Well, we had a nice afternoon drinking their beer and eating their cheese. They even served us wine and olives with nice bread and we took a few happy snaps to show that we’d been there, then had a gaze at the unmarked submarine parked next door.
Alain reckoned it was Russian and they’d probably taken the flag in to wash as nowadays the Russian navy was so poor that it could only afford one flag per vessel.
I reckoned that somebody was more likely to have stolen it to sell for grog money.
Later as it cooled in late afternoon we managed to hitch a lift from a crew bus heading to Bangkok, guessing that it would be using the main entrance to the highway rather than the side one that we’d entered from the village.
It was cramped in the bus what with us two, the driver and his mate and about fifty conscript matelots but after getting him to stop so that we could pick up some cooling refreshments we managed to all get comfy and headed off in a Pattaya direction at what was presumably Thai Navy Transport Speed. Mopeds overtake you…
Along the way we relaxed into Thai and proceeded to tell the driver and his pal, (both conscripts), of our adventures that day which caused great hilarity and many intimations that we were lucky not to be in the brig or worse. Still, they weren’t going to stick us in.
Along the way they pointed out a few places were Naval conscripts went for their entertainment, money being something that they never got very much of and we duly noted their location for future reference.

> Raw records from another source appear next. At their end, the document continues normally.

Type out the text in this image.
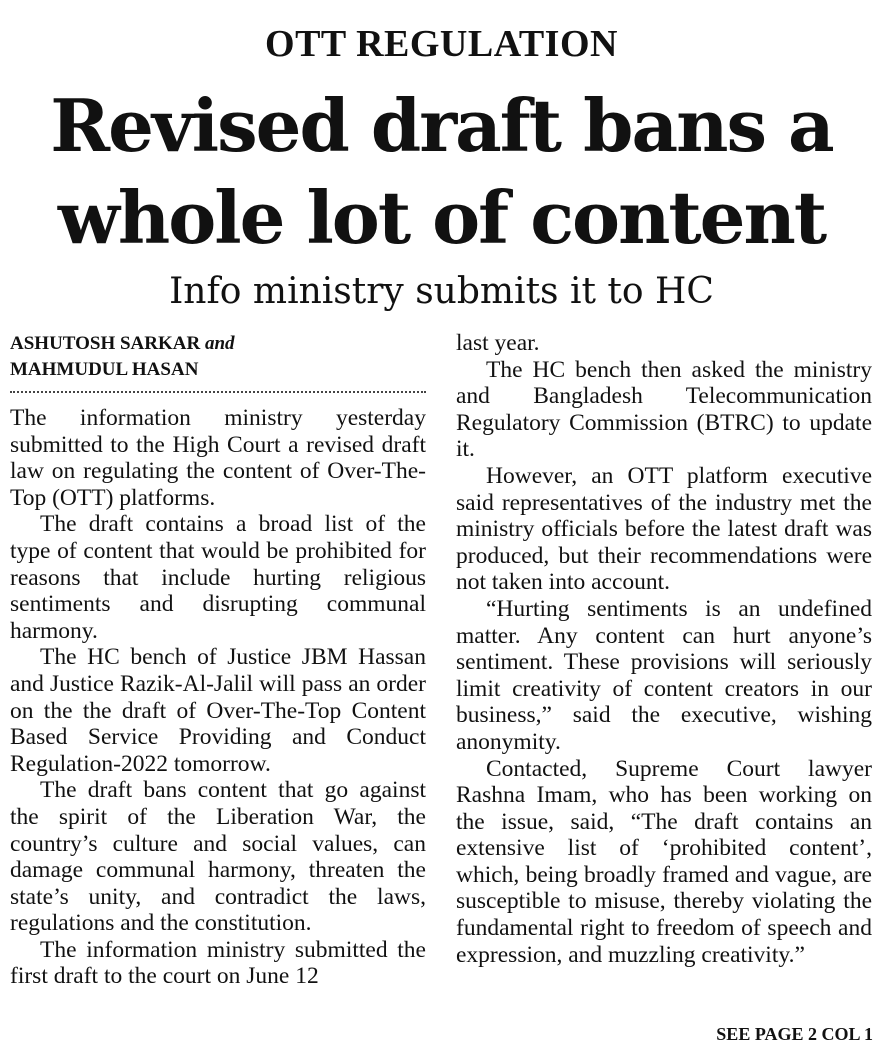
OTT REGULATION
Revised draft bans a
whole lot of content
Info ministry submits it to HC
ASHUTOSH SARKAR and
MAHMUDUL HASAN

The information ministry yesterday submitted to the High Court a revised draft law on regulating the content of Over-The-Top (OTT) platforms.

The draft contains a broad list of the type of content that would be prohibited for reasons that include hurting religious sentiments and disrupting communal harmony.

The HC bench of Justice JBM Hassan and Justice Razik-Al-Jalil will pass an order on the the draft of Over-The-Top Content Based Service Providing and Conduct Regulation-2022 tomorrow.

The draft bans content that go against the spirit of the Liberation War, the country’s culture and social values, can damage communal harmony, threaten the state’s unity, and contradict the laws, regulations and the constitution.

The information ministry submitted the first draft to the court on June 12

last year.

The HC bench then asked the ministry and Bangladesh Telecommunication Regulatory Commission (BTRC) to update it.

However, an OTT platform executive said representatives of the industry met the ministry officials before the latest draft was produced, but their recommendations were not taken into account.

“Hurting sentiments is an undefined matter. Any content can hurt anyone’s sentiment. These provisions will seriously limit creativity of content creators in our business,” said the executive, wishing anonymity.

Contacted, Supreme Court lawyer Rashna Imam, who has been working on the issue, said, “The draft contains an extensive list of ‘prohibited content’, which, being broadly framed and vague, are susceptible to misuse, thereby violating the fundamental right to freedom of speech and expression, and muzzling creativity.”

SEE PAGE 2 COL 1
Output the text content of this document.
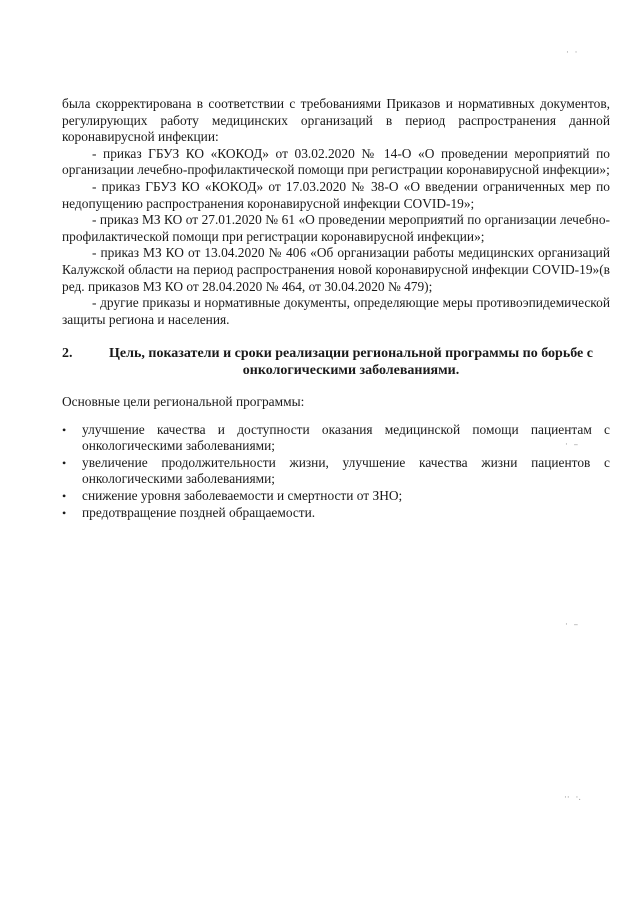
была скорректирована в соответствии с требованиями Приказов и нормативных документов, регулирующих работу медицинских организаций в период распространения данной коронавирусной инфекции:

- приказ ГБУЗ КО «КОКОД» от 03.02.2020 № 14-О «О проведении мероприятий по организации лечебно-профилактической помощи при регистрации коронавирусной инфекции»;

- приказ ГБУЗ КО «КОКОД» от 17.03.2020 № 38-О «О введении ограниченных мер по недопущению распространения коронавирусной инфекции COVID-19»;

- приказ МЗ КО от 27.01.2020 № 61 «О проведении мероприятий по организации лечебно-профилактической помощи при регистрации коронавирусной инфекции»;

- приказ МЗ КО от 13.04.2020 № 406 «Об организации работы медицинских организаций Калужской области на период распространения новой коронавирусной инфекции COVID-19»(в ред. приказов МЗ КО от 28.04.2020 № 464, от 30.04.2020 № 479);

- другие приказы и нормативные документы, определяющие меры противоэпидемической защиты региона и населения.

2.	Цель, показатели и сроки реализации региональной программы по борьбе с онкологическими заболеваниями.
Основные цели региональной программы:
• улучшение качества и доступности оказания медицинской помощи пациентам с онкологическими заболеваниями;
• увеличение продолжительности жизни, улучшение качества жизни пациентов с онкологическими заболеваниями;
• снижение уровня заболеваемости и смертности от ЗНО;
• предотвращение поздней обращаемости.
·  ·
·  –
·  –
··  ·.
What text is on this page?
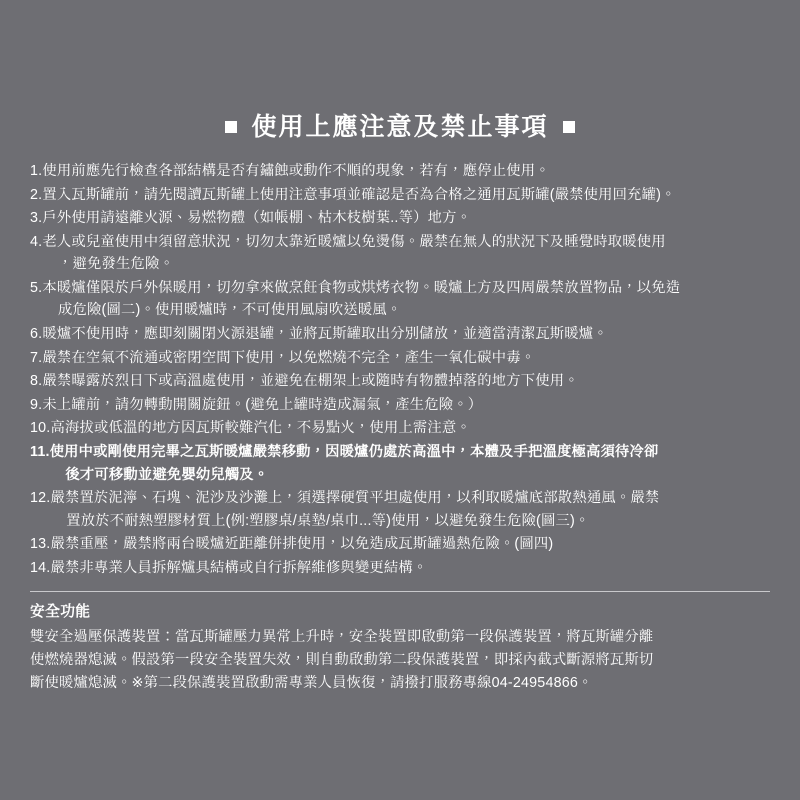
使用上應注意及禁止事項
1. 使用前應先行檢查各部結構是否有鏽蝕或動作不順的現象，若有，應停止使用。
2. 置入瓦斯罐前，請先閱讀瓦斯罐上使用注意事項並確認是否為合格之通用瓦斯罐(嚴禁使用回充罐)。
3. 戶外使用請遠離火源、易燃物體（如帳棚、枯木枝樹葉..等）地方。
4. 老人或兒童使用中須留意狀況，切勿太靠近暖爐以免燙傷。嚴禁在無人的狀況下及睡覺時取暖使用
，避免發生危險。
5. 本暖爐僅限於戶外保暖用，切勿拿來做烹飪食物或烘烤衣物。暖爐上方及四周嚴禁放置物品，以免造
成危險(圖二)。使用暖爐時，不可使用風扇吹送暖風。
6. 暖爐不使用時，應即刻關閉火源退罐，並將瓦斯罐取出分別儲放，並適當清潔瓦斯暖爐。
7. 嚴禁在空氣不流通或密閉空間下使用，以免燃燒不完全，產生一氧化碳中毒。
8. 嚴禁曝露於烈日下或高溫處使用，並避免在棚架上或隨時有物體掉落的地方下使用。
9. 未上罐前，請勿轉動開關旋鈕。(避免上罐時造成漏氣，產生危險。）
10. 高海拔或低溫的地方因瓦斯較難汽化，不易點火，使用上需注意。
11. 使用中或剛使用完畢之瓦斯暖爐嚴禁移動，因暖爐仍處於高溫中，本體及手把溫度極高須待冷卻
後才可移動並避免嬰幼兒觸及。
12. 嚴禁置於泥濘、石塊、泥沙及沙灘上，須選擇硬質平坦處使用，以利取暖爐底部散熱通風。嚴禁
置放於不耐熱塑膠材質上(例:塑膠桌/桌墊/桌巾...等)使用，以避免發生危險(圖三)。
13. 嚴禁重壓，嚴禁將兩台暖爐近距離併排使用，以免造成瓦斯罐過熱危險。(圖四)
14. 嚴禁非專業人員拆解爐具結構或自行拆解維修與變更結構。
安全功能
雙安全過壓保護裝置：當瓦斯罐壓力異常上升時，安全裝置即啟動第一段保護裝置，將瓦斯罐分離
使燃燒器熄滅。假設第一段安全裝置失效，則自動啟動第二段保護裝置，即採內截式斷源將瓦斯切
斷使暖爐熄滅。※第二段保護裝置啟動需專業人員恢復，請撥打服務專線04-24954866。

Could be interesting.
The driver generously drove to a bus stop for us and dropped us off outside a truck stop where food and beer could be obtained while we waited for further transport.
Later we sat in a bar frequented by farang ex-military types.
Over a beer we sat and talked of how easy it had been whilst keeping half an ear on the bullshit coming from the aces standing at the bar. It is frankly amazing how many people that you meet in a “Place of Entertainment”, in Thailand was or is a Green Beret. Amazing how many of them are 30 years old or younger and served in Vietnam. Must be amazingly hard work lugging all that kit around the boonies when 5 years old.
Alain pointed to a photo on the wall of a group of miserable begrimed young men carrying weapons then said, ”We are the real commandos eh?”
I laughed in reply and nodded slowly.
The next morning I woke slowly in the knowledge that something was not quite right then discovered warm soft flesh pressing into mine. A brief conversation ensued which reminded me of the previous evening which had involved meeting a couple of Bangkok girls who it appeared had blown all their money on shopping and drink and that I’d agreed to see them o.k. back to the Mango.
Ho-hum – the sun had risen, the flesh was warm and my morals incomplete so it was a time before I arrived downstairs for some of Alain’s god awful coffee.
He smiled at me and asked if I’d enjoyed the garlic grilled crabs which brought an instant panic attack as the recollection of the French restaurant in which we’d eaten with the girls surfaced. My wallet was somewhat depleted but Alain made good half the bill which to be honest cheered me up no end. I could eat for another few days.
The girls duly joined us and no way were they obviously tarts so over breakfast we had a laugh and got the particulars sorted out. Particularly which office they worked in.
But that’s another tale for another time.
Several weeks later a letter arrived for me postmarked Pattaya. Enclosed were a few photographs of Alain and I on board a French Frigate and a card signed, ’Stealth Commando’.
The boss happened to be playing pinball on my computer at the time and reached a hand over for the pictures. He studied them for a moment then frowned.
“That’s Sattahip dockyard”, he said.
“True, very true Nu." I replied.
“Foreigners cannot go there alone." He stated.
“We can”, I laughed.
Turning to me he smiled and asked, ”How did you get in?”
“Aha – I can’t tell you Nu…National Security and all that”, then I laughed and tapped my nose in that age old gesture.
Nu shook his head then returned to his game of pinball and beer.
He only said one thing. ”Coleen baa!, Alain farancet baa ruam kaan!"
Quite funny to read this sort of thing when there has just been a coup.